«Beim Treffen in Rimini stellte Mario Draghi eine ernüchternde Diagnose: Europa habe geglaubt, seine wirtschaftliche Stärke reiche aus, um seine geopolitische Rolle zu sichern. Jüngste Ereignisse – der Krieg in der Ukraine, Spannungen mit den USA und die Rivalität mit China – haben diese Illusion jedoch zerstört», schreibt Anthony Penel, Portfolio Manager European Equities, bei Edmond de Rothschild Asset Management.
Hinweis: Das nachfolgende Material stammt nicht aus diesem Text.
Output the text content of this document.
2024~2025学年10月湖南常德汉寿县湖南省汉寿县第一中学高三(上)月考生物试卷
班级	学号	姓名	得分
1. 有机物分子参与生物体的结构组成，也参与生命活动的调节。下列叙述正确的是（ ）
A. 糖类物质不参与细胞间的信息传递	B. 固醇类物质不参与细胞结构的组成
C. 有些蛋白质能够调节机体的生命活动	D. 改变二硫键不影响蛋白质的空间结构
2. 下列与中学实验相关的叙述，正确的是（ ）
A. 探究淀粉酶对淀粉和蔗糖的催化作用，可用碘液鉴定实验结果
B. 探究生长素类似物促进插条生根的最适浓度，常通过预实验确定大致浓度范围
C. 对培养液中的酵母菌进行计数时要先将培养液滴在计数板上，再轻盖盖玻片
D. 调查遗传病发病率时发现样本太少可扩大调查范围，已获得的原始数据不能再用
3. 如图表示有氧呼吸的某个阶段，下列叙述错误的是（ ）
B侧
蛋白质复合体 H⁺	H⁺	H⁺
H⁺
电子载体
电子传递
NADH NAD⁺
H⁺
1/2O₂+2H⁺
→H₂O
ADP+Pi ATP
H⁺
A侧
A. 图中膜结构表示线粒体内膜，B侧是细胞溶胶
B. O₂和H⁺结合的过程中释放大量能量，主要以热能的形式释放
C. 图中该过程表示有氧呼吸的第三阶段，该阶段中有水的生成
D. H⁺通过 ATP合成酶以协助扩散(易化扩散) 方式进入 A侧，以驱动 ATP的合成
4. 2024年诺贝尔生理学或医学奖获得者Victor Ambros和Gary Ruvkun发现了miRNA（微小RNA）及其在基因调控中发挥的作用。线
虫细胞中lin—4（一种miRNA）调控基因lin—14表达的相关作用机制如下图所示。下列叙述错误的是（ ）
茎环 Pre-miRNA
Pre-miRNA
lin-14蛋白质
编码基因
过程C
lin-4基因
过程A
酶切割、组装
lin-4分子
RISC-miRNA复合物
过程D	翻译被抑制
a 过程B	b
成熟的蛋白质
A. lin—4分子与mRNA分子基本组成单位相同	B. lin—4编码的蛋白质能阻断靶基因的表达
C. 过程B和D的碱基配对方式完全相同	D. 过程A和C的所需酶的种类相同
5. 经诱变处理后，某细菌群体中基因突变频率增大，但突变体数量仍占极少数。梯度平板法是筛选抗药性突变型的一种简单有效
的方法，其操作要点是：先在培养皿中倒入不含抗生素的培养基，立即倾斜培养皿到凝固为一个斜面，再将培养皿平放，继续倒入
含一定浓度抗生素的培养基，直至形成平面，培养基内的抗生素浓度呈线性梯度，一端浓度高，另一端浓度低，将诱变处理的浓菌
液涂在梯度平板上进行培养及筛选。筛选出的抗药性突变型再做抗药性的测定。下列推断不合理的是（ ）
Dieser Wandel erfordere einen echten Richtungswechsel. In einer Welt, in der lokale wirtschaftliche Aspekte, Sicherheit und technologische Führungsfähigkeit wichtiger seien als die Regeln des Freihandels, dürfe sich Europa nicht länger auf die Rolle des Regulators beschränken. «Es muss selbst zum Akteur werden, seine Ressourcen bündeln und seine Institutionen anpassen. Ohne gemeinsame Verteidigungsstrukturen und Investitionen in strategische Bereiche bleibt die Union verwundbar», schreibt Penel.
Vierzig Jahre nach Inkrafttreten des ‚Single European Act‘ behindern nach wie vor interne Barrieren die Produktivität und verteuern Projekte. Gerade jetzt wirkt das besonders paradox, da Europa bis 2031 rund zwei Billionen Euro in die Verteidigung investieren will. Der Abbau dieser Hürden würde sowohl die Sicherheit als das Wachstum in Europa stärken.
Ob Halbleiter, Künstliche Intelligenz oder Energie: Kein europäisches Land sei gross genug, um diese Sektoren langfristig allein zu tragen. Zersplitterte nationale Initiativen reichten nicht aus. Nur ein gemeinsames Vorgehen könne Europa in eine Position bringen, in der es mit den Weltmächten konkurrieren kann.
Mario Draghi erinnert an die Unterscheidung zwischen ‚guter‘ und ‚schlechter‘ Verschuldung. Strategische Investitionen in Verteidigung, Energie, Infrastruktur oder Zukunftstechnologien gehören eindeutig zur ersten Kategorie. Aufgrund ihrer Dimension seien gemeinsame Finanzierungsformen unverzichtbar, da isolierte Anstrengungen ungenügend sind.
Es sei an der Zeit, vom Zögern zum Handeln überzugehen. Europa habe bewiesen, dass es Tabus überwinden kann: gemeinsame Verschuldung im Rahmen des Wiederaufbauprogramms, Geschlossenheit in der Pandemie und Solidarität im Krieg in der Ukraine. All diese Schritte waren jedoch Reaktionen auf akute Krisen. Nun gelte es, dieselbe Entschlossenheit auch in normalen Zeiten zu zeigen.
«Anleger haben durch diesen Wendepunkt die besondere Chance, in die europäische Souveränität zu investieren. Das bedeutet, von attraktiven Finanzmöglichkeiten in Bereichen wie Verteidigung, Energie, Innovation oder neuen Finanzierungskanälen zu profitieren. Gleichzeitig sind sie Teil eines kollektiven Projekts, das darauf abzielt, die Fähigkeit des Kontinents zu stärken, seine Bürger, seine Werte und seinen Wohlstand in einer unsicheren Welt zu schützen», schreibt Penel.